Chris will release a book in just a month, where he writes a comedy about God from the biblical texts themselves, titled: The Story of God: A Biblical Comedy about Love (and Hate). I was very honored to see it beforehand and write a blurb for it, along with Jerry Coyne, Lawrence M. Krauss, Peter Boghossian, Michael Shermer, and others.

Below I'll whet your appetites with the lines from the first section of his hilarious and intelligent book. Humorously he points to some incongruities in the biblical text itself so we can laugh. This is satire and ridicule at it's finest and I highly endorse it. Will it convince people like Randal Rauser? *Cough* It's not meant to. [Rauser has still failed to respond to Tristan Vick's book, The Swedish Fish, Deflating the Scuba Diver and Working the Rabbit's Foot, for which I also wrote a blurb.]
CHAPTER ONE

God sits by himself, alone in the darkness. How long has he been there? It feels like forever. Has it been forever? How did he get here? Who put him here? Did he put himself here? When did he do that? Around him: Nothing. A void, no light. Just him, sitting there in the darkness. Was he sitting? Standing? What was he? Wait... Was he even alone? What was that sound? Peering down, in the darkness, he realized something.

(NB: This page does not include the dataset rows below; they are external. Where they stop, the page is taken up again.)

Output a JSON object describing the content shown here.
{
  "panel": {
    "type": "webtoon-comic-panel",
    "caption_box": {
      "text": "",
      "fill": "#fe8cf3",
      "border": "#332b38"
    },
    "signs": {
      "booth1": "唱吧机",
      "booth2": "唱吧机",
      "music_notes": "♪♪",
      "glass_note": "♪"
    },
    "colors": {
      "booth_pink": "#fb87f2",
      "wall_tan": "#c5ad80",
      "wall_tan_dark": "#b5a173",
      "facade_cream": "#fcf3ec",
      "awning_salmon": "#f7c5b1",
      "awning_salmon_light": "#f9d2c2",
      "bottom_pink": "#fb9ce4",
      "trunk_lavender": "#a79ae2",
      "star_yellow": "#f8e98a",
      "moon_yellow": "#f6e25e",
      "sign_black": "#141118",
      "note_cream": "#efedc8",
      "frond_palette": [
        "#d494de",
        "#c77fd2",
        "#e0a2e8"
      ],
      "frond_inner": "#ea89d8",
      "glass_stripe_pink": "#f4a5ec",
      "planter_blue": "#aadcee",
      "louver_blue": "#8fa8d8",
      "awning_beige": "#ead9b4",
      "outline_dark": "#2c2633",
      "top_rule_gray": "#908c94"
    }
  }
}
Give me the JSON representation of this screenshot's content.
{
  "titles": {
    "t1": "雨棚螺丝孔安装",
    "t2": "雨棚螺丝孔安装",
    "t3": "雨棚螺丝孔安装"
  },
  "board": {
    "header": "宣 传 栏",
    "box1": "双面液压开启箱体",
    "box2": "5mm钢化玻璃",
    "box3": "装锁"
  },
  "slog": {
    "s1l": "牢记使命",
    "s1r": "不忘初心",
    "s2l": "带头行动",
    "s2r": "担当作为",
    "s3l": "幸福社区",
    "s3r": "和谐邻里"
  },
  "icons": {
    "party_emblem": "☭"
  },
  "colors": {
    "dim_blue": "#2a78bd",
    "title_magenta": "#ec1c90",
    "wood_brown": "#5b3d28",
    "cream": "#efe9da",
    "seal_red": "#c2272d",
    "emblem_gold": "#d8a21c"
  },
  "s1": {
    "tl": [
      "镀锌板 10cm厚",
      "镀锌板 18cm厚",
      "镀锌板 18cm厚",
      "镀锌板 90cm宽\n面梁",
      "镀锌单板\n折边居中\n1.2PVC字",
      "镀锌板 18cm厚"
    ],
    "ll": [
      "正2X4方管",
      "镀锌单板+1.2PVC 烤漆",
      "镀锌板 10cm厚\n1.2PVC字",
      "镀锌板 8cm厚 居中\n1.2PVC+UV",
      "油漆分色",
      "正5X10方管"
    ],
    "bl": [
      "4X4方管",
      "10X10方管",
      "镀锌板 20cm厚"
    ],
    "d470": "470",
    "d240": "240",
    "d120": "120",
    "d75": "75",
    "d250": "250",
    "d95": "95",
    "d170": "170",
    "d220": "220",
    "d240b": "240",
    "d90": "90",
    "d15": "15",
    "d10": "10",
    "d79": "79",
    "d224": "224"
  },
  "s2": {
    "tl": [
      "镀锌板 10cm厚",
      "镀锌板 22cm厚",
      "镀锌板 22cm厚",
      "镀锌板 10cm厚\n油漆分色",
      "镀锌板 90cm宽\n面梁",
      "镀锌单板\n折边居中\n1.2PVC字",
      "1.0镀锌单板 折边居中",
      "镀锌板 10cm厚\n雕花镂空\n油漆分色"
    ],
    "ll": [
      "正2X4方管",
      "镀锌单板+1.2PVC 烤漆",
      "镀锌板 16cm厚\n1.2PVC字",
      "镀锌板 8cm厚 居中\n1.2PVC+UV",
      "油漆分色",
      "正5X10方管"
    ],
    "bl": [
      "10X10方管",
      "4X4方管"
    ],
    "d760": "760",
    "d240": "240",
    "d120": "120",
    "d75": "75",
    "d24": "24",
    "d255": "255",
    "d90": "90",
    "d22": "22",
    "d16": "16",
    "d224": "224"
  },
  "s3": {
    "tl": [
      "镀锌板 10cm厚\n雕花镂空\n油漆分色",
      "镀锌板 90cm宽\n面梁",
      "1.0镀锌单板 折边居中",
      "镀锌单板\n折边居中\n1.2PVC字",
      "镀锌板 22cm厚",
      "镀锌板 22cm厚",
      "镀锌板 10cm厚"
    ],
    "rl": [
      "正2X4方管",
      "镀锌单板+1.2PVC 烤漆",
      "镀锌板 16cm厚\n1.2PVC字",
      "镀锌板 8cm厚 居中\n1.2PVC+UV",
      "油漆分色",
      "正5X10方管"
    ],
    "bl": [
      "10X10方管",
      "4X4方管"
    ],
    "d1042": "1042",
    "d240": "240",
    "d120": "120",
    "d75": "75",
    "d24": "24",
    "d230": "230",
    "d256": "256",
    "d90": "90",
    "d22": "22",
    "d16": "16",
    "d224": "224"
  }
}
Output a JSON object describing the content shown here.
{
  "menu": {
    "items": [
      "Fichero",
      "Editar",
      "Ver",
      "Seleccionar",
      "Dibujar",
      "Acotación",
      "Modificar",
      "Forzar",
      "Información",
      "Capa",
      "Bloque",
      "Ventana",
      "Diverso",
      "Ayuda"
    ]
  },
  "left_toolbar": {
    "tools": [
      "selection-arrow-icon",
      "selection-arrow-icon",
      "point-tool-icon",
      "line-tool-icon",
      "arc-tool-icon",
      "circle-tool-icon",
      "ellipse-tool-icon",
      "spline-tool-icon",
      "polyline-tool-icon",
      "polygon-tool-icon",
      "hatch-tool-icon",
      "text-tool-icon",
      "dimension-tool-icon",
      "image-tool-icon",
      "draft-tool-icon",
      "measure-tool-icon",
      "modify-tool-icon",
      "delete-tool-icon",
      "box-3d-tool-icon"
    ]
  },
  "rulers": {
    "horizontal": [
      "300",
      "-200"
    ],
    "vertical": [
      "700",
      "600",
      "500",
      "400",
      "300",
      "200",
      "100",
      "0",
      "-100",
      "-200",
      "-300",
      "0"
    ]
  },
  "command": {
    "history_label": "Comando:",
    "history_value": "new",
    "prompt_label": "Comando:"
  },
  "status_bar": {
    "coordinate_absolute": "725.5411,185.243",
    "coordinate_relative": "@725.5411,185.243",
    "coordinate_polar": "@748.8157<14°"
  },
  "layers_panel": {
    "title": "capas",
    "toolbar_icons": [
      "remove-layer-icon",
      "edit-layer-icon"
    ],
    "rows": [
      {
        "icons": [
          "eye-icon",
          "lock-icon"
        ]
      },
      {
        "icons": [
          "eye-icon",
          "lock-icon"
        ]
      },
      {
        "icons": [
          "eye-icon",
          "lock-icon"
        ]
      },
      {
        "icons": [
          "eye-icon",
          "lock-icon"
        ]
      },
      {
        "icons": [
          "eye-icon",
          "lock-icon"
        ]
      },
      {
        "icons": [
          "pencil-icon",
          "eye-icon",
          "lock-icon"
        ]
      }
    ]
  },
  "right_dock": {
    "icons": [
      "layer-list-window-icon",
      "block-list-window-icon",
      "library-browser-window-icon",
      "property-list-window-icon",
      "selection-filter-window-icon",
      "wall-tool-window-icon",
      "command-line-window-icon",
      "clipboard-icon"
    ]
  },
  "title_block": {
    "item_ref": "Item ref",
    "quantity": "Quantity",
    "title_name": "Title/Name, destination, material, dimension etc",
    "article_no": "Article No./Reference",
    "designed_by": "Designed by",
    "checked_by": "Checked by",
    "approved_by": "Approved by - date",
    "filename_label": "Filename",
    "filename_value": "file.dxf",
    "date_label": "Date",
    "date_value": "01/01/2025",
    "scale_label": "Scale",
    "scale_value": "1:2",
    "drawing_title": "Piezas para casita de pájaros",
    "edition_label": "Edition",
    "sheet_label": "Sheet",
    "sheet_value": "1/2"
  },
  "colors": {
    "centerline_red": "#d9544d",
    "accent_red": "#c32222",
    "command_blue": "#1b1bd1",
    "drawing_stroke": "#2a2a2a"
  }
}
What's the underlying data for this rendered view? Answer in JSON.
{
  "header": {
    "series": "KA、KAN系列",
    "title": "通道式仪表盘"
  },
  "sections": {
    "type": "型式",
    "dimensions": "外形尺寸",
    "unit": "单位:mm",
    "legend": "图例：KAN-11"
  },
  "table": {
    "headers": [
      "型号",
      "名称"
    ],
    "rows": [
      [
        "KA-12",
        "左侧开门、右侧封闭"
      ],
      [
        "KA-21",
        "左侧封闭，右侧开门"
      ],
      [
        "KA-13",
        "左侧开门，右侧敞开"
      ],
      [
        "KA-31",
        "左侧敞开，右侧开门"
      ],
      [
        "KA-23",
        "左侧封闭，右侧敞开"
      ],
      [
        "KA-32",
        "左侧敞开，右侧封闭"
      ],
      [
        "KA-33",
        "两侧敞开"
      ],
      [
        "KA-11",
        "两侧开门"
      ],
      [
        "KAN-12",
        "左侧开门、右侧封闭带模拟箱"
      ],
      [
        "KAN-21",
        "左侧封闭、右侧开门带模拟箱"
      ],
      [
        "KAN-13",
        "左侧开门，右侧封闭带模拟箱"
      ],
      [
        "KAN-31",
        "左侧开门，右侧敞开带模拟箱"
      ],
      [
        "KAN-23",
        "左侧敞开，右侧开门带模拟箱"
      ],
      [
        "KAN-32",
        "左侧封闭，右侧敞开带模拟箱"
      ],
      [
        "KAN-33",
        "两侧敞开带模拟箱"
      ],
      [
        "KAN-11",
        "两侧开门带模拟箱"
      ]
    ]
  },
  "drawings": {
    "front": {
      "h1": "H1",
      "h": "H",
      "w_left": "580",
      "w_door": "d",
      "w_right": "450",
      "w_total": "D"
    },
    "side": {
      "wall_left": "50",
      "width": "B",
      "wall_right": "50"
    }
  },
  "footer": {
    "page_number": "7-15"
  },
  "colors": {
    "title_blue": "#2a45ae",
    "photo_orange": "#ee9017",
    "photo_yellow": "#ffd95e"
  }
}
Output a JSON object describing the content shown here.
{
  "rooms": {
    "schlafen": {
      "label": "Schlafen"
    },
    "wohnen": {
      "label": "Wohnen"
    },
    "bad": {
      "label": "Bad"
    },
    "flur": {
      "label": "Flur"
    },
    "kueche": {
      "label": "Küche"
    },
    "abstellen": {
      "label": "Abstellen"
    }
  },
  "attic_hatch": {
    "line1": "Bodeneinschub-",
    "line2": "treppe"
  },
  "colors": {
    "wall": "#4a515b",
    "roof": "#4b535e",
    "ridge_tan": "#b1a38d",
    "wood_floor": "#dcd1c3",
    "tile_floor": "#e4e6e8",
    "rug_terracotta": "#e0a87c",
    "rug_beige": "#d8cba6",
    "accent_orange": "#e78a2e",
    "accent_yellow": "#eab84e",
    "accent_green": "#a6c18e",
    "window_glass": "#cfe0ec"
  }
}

Underneath him was water; (Gen. 1:2) cold, empty, utterly lifeless. It was creepy. Where had it come from? Did he make it, then forget about it? Did he not make it? And if he didn’t-- then who did? He had to have made it-- yet he couldn’t remember doing so. But if he had created water (as of course he had) then why had he created only that much reality and no more? Why had he been sitting there in the darkness, above the water, basically forever? He didn’t know why-- he just sort of... had. But now, for whatever reason, God had a thought: He wanted to see.

How would he do it? God tried clapping his hands. Nothing happened. He tried clearing his throat loudly, then closing his eyes tightly and re-opening them. Nothing worked. Was he stuck here forever, sitting in the darkness with the dark water swirling beneath him and absolutely nothing to do? It sounded horrible, “hellish,” as he would later say.

God had an idea.

He would speak aloud what he wished for. He had never spoken before. He thought about what he wanted to say. “Light, please?” No, it seemed weak, lacking in gravitas. “Turn on the lights?” Stronger perhaps, but who would he be making this demand of? “I want light.” Too child-like. “LIGHT!?” Good, he liked it-- but it was also meaningless. “Light what?”

God sat in the darkness for another chunk of time. How long? He didn’t know; time didn’t exist yet. Then it hit him. He was sitting slumped, head in hands, listening to the water below, staring at the inky blackness around him through his fingers, when he suddenly knew exactly what to say.

“Let there be light,” he called out.

And there was. (Gen. 1:3)

God was delighted. He could do this, he could make things happen, create whatever reality he felt like. It was an extraordinary moment for him. An unwanted thought crossed God’s mind: Was someone already there who responded to my command?” Impossible, he was God, he was alone.

“I was obviously talking to myself, commanding myself to make light, that makes perfect sense!” God told himself.